Deep learning-based object detectors have achieved remarkable success across numerous computer vision applications, yet they continue to struggle with small object detection in high-resolution aerial and satellite imagery, where dense object distributions, variable shooting angles, diminutive target sizes, and substantial inter-class variability pose formidable challenges.
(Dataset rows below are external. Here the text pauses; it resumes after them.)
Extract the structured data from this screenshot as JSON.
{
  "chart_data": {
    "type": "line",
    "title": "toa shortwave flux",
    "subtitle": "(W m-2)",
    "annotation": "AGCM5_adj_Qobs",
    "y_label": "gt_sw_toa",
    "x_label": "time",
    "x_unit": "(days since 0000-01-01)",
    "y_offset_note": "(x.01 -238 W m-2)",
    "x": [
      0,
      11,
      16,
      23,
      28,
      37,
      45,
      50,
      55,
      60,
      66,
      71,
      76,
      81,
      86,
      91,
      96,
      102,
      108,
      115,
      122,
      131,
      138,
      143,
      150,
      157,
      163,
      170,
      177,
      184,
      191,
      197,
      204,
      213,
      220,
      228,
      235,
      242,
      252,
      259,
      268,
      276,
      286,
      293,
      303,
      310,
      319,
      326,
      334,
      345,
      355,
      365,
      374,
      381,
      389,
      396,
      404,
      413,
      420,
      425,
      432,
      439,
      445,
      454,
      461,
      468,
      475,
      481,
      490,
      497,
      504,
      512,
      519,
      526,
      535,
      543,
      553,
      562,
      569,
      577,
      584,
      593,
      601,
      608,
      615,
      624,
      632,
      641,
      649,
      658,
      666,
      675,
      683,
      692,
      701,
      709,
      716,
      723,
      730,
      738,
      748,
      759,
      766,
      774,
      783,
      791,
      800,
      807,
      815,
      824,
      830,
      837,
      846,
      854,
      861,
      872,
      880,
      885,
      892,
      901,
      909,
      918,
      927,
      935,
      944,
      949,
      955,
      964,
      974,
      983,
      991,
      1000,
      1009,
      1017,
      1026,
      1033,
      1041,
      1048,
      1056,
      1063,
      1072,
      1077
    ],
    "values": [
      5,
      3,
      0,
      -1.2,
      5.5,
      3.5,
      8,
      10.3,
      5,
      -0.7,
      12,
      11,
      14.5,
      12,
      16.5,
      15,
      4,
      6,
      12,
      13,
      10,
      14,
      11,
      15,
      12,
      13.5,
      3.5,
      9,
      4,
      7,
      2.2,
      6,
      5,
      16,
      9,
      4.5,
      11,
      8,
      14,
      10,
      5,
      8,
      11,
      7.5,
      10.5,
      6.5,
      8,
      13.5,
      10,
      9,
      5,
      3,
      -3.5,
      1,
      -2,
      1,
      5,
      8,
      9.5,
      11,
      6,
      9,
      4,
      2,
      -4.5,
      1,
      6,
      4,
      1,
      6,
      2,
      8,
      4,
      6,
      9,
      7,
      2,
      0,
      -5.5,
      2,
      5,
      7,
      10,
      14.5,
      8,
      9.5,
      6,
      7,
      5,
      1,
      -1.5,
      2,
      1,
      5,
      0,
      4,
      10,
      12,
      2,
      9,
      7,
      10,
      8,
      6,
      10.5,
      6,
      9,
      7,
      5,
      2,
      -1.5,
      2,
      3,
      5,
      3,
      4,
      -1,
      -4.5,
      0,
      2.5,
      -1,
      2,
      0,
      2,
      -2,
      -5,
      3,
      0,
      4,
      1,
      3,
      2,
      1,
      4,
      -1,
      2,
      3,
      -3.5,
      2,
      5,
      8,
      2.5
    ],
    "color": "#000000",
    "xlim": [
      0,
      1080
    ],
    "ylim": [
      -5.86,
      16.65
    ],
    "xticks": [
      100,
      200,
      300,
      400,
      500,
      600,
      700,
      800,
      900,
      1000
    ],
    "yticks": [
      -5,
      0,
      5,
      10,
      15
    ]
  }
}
Existing slicing strategies that partition high-resolution images into manageable patches have demonstrated promising results for enlarging the effective receptive field of small targets; however, their reliance on fixed slice dimensions introduces significant redundant computation, inflating inference cost and undermining detection speed. In this paper, we propose \textbf{Adaptive Slicing-Assisted Hyper Inference (ASAHI)}, a novel slicing framework that shifts the paradigm from prescribing a fixed slice size to adaptively determining the optimal number of slices according to image resolution, thereby substantially mitigating redundant computation while preserving beneficial overlap between adjacent patches. ASAHI integrates three synergistic components: (1)an adaptive resolution-aware slicing algorithm that dynamically generates 6 or 12 overlapping patches based on a learned threshold, (2)a slicing-assisted fine-tuning (SAF) strategy that constructs augmented training data comprising both full-resolution and sliced image patches, and (3)a Cluster-DIoU-NMS (CDN) post-processing module that combines the geometric merging efficiency of Cluster-NMS with the center-distance-aware suppression of DIoU-NMS to achieve robust duplicate elimination in crowded scenes. Extensive experiments on VisDrone2019 and xView, demonstrate that ASAHI achieves state-of-the-art performance with 56.8% on VisDrone2019-DET-val and 22.7% on xView-test, while reducing inference time by 20-25% compared to the baseline SAHI method.